Sepp Vanmarcke blows his own hat off with a champagne cork, narrowly avoiding his face, and a nasty injury

Hats off to Sepp Vanmarcke, who narrowly avoided injury, not during the Tour of Flanders, but shortly afterwards, at the hands of a rogue champagne cork.

The moment the Belgian rider, of Team LottoNL – Jumbo, managed to knock his own baseball cap off on the podium yesterday was caught on camera by a bystander H Tiemeijer.

Vanmarke’s celebration of his third place in the first Monument of the year yesterday followed a thrilling end to the race, in which he and Fabian Cancellara battled for second place after Peter Sagan led a solo break to the line.

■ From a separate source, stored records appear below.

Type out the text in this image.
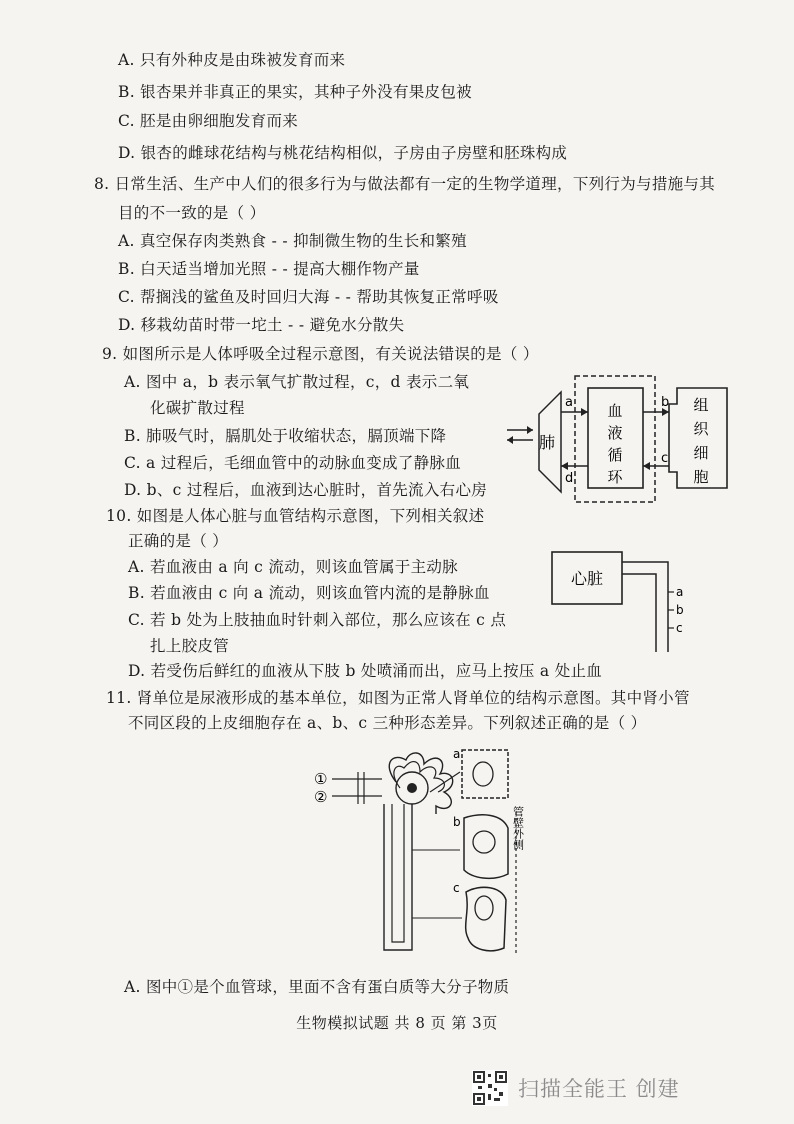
A. 只有外种皮是由珠被发育而来
B. 银杏果并非真正的果实，其种子外没有果皮包被
C. 胚是由卵细胞发育而来
D. 银杏的雌球花结构与桃花结构相似，子房由子房壁和胚珠构成
8. 日常生活、生产中人们的很多行为与做法都有一定的生物学道理，下列行为与措施与其
目的不一致的是（ ）
A. 真空保存肉类熟食 - - 抑制微生物的生长和繁殖
B. 白天适当增加光照 - - 提高大棚作物产量
C. 帮搁浅的鲨鱼及时回归大海 - - 帮助其恢复正常呼吸
D. 移栽幼苗时带一坨土 - - 避免水分散失
9. 如图所示是人体呼吸全过程示意图，有关说法错误的是（ ）
A. 图中 a，b 表示氧气扩散过程，c，d 表示二氧
化碳扩散过程
B. 肺吸气时，膈肌处于收缩状态，膈顶端下降
C. a 过程后，毛细血管中的动脉血变成了静脉血
D. b、c 过程后，血液到达心脏时，首先流入右心房
血
液
循
环
肺
a
d
组
织
细
胞
b
c
10. 如图是人体心脏与血管结构示意图，下列相关叙述
正确的是（ ）
A. 若血液由 a 向 c 流动，则该血管属于主动脉
B. 若血液由 c 向 a 流动，则该血管内流的是静脉血
C. 若 b 处为上肢抽血时针刺入部位，那么应该在 c 点
扎上胶皮管
D. 若受伤后鲜红的血液从下肢 b 处喷涌而出，应马上按压 a 处止血
心脏
a
b
c
11. 肾单位是尿液形成的基本单位，如图为正常人肾单位的结构示意图。其中肾小管
不同区段的上皮细胞存在 a、b、c 三种形态差异。下列叙述正确的是（ ）
①
②
a
b
c
管壁外侧
A. 图中①是个血管球，里面不含有蛋白质等大分子物质
生物模拟试题 共 8 页 第 3页
扫描全能王 创建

Peter Sagan wins the 100th Tour of Flanders to claim his first Monument

Thankfully the pressurised cork missed everyone on the podium, including Sagan and Cancellara, but corkgate could easily have gone badly wrong. 

Champagne corks can exit the bottle at up to 60mph, with forces of up to 70psi. According to stats cited by Morrisons supermarket, more than 900,000 Brits injure themselves each year with champagne corks, with black eyes the most common injury (8%). One study, by the British Journal of Opthalmology, suggests 26% of those reporting to a US-based eye injury registry with unintentional injuries from pressurised drinks remained legally blind afterwards. A sobering thought.

Experts recommend not shaking the bottle before opening, and pointing it away from your face, other people’s faces, and breakables, when you do so.